The greatest contribution a person can make to the planet is to leave it slightly better than when they found it, and Victor Shear has done so more than most would ever dream of. Yet possibly his greatest contributions may lie in the love and warmth he engendered in those he cared about. Victor was a man with many acquaintances and very few friends. Yet his sense of mission moved from the macro to the micro with everyone he knew. He made many wealthy, in mind and in matter. He took care of the weak with unbounded generosity and touched people with a sense of hope and caring. And he did it with honesty and dignity and assiduous attention to detail. Throughout his 77 years, he comported himself with profound depth and dignity, and the innocence of a creative child, with a view of his fellow humans that focused on finding the good in everyone. A creator with tremendous gifts that he chose to share with those he touched.

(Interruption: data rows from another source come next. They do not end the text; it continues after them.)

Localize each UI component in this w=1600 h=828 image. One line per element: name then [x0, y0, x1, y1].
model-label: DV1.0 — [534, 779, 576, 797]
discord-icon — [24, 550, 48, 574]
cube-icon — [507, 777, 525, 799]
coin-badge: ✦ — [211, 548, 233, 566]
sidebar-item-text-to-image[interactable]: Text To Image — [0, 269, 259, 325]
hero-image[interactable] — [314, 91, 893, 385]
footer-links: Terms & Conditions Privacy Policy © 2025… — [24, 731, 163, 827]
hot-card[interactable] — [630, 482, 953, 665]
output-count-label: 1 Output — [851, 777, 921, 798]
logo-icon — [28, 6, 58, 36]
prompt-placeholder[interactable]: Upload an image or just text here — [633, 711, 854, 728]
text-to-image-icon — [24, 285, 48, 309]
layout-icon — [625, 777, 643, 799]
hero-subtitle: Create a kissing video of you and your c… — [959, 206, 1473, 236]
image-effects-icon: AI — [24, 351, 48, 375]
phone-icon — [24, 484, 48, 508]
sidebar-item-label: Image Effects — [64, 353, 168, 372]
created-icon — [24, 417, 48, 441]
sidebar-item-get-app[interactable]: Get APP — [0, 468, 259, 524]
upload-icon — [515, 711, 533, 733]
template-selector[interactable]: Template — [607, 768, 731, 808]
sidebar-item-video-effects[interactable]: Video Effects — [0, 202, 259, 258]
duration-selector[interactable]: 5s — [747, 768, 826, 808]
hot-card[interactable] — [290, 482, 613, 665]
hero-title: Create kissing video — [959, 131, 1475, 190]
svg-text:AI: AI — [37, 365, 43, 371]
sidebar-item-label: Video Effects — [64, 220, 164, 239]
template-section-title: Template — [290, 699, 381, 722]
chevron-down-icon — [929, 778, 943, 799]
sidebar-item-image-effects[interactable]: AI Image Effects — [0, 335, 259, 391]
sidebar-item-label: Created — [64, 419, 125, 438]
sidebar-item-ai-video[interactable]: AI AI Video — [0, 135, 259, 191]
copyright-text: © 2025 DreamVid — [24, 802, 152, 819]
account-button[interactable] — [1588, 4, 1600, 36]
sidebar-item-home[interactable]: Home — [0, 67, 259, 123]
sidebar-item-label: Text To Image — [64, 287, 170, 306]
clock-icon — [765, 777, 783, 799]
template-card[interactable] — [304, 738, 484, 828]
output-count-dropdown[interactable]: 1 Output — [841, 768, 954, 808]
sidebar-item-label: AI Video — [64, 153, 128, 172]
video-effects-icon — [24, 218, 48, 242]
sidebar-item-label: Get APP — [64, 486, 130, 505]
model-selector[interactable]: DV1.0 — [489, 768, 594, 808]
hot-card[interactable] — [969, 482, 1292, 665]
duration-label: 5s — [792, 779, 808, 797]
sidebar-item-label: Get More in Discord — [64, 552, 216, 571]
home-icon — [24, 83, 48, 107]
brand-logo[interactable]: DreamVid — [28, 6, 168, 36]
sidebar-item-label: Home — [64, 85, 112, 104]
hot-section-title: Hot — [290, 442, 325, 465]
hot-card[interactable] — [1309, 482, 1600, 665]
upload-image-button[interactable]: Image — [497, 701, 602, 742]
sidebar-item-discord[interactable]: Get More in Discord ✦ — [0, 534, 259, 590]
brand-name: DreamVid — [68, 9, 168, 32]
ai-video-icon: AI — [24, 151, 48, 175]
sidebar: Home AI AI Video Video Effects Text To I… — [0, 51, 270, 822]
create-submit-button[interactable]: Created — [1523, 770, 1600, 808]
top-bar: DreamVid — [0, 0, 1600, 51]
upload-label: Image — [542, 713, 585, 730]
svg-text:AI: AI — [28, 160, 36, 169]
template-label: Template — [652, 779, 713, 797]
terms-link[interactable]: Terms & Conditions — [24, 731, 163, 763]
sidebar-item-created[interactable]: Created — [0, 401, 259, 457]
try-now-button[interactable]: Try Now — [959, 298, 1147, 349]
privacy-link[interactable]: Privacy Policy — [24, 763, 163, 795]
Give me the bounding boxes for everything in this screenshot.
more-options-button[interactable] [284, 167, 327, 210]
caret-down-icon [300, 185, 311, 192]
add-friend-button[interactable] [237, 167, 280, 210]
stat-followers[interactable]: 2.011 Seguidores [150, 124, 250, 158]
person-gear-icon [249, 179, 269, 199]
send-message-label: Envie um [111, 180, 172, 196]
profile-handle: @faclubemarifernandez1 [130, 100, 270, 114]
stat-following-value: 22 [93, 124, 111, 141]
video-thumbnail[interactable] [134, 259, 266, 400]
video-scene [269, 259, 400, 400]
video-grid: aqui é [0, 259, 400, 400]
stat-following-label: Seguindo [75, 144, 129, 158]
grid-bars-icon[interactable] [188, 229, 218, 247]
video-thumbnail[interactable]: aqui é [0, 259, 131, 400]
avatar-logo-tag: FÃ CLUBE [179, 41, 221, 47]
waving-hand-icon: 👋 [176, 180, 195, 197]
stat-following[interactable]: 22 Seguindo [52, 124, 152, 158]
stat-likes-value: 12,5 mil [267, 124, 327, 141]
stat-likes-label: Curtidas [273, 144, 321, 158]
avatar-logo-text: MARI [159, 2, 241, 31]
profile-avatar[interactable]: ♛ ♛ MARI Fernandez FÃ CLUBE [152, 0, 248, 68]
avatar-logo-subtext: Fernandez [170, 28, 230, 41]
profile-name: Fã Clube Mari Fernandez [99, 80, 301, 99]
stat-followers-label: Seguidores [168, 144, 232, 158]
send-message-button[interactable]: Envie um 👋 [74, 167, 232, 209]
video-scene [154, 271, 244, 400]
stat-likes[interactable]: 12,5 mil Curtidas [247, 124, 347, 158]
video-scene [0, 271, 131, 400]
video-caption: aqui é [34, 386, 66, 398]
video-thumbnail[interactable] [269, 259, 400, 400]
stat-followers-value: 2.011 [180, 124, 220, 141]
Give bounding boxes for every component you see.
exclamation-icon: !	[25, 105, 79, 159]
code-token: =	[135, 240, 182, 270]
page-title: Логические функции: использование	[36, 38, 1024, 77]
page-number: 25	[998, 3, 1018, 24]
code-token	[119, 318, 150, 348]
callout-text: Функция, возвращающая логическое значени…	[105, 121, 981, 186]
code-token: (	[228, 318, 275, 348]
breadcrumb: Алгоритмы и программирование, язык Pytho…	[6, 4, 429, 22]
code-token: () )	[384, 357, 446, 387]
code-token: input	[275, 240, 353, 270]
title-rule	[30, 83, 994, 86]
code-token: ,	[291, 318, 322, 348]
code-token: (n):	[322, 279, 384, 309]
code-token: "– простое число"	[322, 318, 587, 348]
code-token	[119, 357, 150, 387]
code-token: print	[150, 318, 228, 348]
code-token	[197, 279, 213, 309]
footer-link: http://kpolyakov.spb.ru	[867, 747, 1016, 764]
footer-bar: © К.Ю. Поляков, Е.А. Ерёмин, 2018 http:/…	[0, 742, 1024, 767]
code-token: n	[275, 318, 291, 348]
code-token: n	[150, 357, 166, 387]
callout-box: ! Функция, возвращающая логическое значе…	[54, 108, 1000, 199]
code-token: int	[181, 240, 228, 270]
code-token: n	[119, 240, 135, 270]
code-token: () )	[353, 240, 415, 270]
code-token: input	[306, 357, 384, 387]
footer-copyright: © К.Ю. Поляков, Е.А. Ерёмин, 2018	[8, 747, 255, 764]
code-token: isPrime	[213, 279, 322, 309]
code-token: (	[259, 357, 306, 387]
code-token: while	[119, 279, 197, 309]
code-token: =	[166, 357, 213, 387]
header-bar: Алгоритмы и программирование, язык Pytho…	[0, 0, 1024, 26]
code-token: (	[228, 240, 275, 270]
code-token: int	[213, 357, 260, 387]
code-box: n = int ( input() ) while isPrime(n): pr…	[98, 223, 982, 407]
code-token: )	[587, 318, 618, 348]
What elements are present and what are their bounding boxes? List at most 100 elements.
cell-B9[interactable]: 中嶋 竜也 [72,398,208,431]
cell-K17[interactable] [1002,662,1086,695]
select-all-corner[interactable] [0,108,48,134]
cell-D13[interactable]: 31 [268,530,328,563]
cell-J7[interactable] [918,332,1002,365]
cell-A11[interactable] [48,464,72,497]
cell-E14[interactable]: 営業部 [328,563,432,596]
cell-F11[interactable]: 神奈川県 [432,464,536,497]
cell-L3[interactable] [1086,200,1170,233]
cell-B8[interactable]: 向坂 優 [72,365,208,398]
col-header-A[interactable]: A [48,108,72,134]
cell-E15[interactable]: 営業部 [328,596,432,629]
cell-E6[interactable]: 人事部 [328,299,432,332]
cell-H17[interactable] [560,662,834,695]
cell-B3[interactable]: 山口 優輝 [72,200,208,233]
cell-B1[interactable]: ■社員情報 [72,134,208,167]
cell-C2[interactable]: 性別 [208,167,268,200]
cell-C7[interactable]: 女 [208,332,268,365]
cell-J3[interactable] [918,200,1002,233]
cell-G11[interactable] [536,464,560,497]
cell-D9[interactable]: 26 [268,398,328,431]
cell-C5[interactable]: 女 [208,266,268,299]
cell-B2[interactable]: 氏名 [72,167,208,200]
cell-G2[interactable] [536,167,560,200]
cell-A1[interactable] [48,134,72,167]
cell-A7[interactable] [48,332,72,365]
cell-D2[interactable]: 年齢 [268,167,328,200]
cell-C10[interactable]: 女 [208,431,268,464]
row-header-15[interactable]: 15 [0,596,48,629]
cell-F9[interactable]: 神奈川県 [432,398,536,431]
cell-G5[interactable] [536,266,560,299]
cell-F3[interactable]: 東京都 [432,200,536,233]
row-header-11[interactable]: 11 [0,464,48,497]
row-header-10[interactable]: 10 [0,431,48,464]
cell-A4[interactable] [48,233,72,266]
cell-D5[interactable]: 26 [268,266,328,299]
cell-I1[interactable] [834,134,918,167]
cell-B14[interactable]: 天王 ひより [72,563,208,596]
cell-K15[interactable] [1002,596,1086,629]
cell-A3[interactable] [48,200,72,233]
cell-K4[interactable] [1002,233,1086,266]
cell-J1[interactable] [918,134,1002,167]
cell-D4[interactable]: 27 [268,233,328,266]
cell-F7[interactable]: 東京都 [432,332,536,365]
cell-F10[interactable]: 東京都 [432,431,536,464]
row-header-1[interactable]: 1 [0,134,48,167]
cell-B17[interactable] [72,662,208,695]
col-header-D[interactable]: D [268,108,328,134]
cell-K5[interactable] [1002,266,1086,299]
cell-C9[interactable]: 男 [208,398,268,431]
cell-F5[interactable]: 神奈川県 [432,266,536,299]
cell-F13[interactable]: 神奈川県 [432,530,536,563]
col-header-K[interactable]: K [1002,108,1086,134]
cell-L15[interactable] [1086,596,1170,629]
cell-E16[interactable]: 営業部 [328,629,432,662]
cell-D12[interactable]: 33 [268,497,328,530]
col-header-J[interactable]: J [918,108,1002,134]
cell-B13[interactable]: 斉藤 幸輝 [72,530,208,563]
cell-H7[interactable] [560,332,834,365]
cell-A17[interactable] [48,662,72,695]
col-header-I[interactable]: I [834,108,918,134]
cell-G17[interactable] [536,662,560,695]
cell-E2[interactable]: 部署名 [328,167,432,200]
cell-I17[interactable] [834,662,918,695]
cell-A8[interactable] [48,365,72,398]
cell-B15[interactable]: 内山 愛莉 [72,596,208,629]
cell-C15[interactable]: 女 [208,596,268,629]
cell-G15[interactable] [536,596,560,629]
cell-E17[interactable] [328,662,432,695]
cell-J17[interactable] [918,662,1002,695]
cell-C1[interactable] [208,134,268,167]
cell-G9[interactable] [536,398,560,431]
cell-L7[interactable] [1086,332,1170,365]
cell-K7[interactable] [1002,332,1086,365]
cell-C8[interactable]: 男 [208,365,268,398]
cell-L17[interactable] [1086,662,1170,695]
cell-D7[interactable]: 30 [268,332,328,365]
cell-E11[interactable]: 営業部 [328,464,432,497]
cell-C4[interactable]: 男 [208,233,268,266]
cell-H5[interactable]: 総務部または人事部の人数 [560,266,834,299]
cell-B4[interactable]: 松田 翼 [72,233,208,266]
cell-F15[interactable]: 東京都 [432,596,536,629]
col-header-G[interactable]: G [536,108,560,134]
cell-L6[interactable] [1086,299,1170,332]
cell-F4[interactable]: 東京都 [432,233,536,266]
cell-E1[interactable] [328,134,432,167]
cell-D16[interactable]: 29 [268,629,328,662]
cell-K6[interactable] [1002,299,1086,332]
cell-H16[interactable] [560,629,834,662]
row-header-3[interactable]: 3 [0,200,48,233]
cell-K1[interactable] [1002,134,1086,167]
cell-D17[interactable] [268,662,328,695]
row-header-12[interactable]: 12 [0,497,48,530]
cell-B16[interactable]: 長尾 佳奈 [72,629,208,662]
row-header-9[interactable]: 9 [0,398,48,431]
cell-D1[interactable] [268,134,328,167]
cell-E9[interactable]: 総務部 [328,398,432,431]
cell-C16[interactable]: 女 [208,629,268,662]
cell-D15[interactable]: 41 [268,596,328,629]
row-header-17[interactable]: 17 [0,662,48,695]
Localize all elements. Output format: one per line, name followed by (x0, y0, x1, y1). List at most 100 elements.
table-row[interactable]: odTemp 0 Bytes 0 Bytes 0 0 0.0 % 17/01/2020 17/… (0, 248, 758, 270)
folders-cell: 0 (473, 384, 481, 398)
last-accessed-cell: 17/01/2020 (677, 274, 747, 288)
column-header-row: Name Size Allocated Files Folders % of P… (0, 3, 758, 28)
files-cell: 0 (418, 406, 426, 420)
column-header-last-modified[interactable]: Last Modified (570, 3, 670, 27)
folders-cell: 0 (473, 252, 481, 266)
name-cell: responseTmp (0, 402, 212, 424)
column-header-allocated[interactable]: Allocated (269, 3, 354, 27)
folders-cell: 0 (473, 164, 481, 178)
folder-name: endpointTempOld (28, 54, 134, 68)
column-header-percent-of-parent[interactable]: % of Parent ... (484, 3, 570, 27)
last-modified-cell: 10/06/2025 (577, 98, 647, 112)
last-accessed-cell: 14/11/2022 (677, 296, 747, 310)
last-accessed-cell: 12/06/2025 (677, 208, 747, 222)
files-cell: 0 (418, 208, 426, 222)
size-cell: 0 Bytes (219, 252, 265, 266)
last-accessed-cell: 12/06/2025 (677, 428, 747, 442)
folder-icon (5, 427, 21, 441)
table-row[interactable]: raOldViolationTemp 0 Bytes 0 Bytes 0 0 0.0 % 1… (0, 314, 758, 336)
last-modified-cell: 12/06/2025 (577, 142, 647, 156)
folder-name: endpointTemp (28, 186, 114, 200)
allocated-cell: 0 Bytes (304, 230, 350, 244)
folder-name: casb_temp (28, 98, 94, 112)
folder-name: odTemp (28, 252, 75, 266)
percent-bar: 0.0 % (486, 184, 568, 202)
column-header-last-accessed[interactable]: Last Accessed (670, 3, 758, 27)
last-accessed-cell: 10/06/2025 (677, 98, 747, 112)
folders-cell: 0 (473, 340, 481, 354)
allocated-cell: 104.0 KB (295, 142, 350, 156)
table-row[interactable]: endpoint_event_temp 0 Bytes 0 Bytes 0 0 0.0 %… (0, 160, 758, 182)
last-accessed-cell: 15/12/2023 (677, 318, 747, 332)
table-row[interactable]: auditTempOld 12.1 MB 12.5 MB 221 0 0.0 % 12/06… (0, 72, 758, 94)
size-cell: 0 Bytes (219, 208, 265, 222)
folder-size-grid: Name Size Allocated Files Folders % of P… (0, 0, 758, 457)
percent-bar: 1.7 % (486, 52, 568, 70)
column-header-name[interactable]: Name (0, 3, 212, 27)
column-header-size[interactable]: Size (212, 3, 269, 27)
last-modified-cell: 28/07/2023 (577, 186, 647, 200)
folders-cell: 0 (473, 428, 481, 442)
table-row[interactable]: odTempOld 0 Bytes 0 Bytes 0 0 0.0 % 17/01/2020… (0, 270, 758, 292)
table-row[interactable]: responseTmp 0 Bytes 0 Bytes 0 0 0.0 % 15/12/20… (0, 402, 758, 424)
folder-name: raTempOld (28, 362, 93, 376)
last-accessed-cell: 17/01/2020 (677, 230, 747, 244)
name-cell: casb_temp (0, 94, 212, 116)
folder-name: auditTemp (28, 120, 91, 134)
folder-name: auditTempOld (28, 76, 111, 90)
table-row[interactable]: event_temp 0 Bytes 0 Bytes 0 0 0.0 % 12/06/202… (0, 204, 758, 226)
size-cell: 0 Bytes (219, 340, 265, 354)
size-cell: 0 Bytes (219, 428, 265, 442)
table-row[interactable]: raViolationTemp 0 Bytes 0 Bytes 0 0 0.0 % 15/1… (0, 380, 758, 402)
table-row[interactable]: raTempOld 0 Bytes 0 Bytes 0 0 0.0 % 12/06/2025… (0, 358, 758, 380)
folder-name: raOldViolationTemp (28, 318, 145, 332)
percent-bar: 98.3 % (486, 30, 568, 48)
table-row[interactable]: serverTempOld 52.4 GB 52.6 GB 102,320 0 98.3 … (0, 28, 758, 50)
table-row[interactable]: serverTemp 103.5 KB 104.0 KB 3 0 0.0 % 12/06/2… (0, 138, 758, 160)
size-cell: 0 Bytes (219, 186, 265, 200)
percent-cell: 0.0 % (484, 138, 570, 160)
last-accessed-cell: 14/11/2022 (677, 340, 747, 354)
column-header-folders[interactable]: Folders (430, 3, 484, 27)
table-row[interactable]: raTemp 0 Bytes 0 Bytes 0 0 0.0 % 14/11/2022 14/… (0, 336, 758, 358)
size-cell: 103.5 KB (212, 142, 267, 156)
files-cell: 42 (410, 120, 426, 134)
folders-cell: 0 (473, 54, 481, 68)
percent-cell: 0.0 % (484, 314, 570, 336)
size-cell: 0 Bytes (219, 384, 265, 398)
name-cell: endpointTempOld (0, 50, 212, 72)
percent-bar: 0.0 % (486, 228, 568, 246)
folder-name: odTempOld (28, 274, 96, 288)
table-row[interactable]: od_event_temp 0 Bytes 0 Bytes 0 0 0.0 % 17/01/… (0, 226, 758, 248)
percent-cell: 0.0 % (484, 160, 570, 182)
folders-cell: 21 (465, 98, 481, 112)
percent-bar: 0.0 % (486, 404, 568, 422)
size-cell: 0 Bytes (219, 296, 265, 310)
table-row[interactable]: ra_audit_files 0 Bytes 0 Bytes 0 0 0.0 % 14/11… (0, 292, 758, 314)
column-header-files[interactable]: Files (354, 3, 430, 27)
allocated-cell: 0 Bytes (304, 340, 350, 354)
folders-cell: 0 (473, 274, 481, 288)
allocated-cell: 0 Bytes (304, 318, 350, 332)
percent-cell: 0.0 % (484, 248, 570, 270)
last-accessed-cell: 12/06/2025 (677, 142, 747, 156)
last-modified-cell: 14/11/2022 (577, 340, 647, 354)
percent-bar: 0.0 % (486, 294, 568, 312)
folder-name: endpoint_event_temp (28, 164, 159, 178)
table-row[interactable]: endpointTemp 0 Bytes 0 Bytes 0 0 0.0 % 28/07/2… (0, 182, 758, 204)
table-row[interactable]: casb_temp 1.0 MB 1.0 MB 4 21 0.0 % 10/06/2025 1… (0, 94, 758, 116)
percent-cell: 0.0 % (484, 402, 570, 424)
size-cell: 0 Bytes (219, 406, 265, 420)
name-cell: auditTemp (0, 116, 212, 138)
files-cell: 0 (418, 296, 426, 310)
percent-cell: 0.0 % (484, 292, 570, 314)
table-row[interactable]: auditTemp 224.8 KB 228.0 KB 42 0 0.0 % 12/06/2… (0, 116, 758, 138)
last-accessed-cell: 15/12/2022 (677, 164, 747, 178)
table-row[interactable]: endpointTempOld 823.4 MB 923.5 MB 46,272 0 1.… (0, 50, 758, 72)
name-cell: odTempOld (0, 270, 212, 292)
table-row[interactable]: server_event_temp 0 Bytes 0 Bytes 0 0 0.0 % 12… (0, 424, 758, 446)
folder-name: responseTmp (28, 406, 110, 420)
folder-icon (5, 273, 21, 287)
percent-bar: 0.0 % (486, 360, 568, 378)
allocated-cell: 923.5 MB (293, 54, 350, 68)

Victor Shear will be sorely missed but will come back to life with every movie streamed, every song downloaded, every app protected, and eventually with an Internet wired around the trust of a true civil digital society.
Talal G. Shamoon
Berkeley, CA
About Talal Shamoon
Talal Shamoon became Intertrust’s CEO in 2003. Under his leadership, Intertrust has grown from a small R&D and licensing company to a global leader in trusted computing products and services, licensing, and standardization. Today, Intertrust’s inventions enable billions of licensed products worldwide and its products are globally deployed. Shamoon joined Intertrust in 1997 as a member of the research staff, and then held a series of executive positions, including Executive Vice President for Business Development and Marketing. As an early pioneer of Digital Rights Management technology in the late 90s, he led Intertrust’s business and technology initiatives in the entertainment and media market, which established the company’s leadership in that space. He also presided over Intertrust’s record-setting growth as a licensing powerhouse, strategic investor and leading trusted distributed computing platform provider. An electrical engineer and computer scientist by training, Shamoon was a researcher at the NEC Research Institute in Princeton, NJ, where he focused on digital signal processing and content security. Shamoon sits on several company boards – he is a member of the board of directors of Intertrust and InnerPlant. A recognized inventor, published author, and frequent public speaker, Shamoon holds B.S., M. Eng., and Ph.D. degrees in electrical engineering from Cornell University.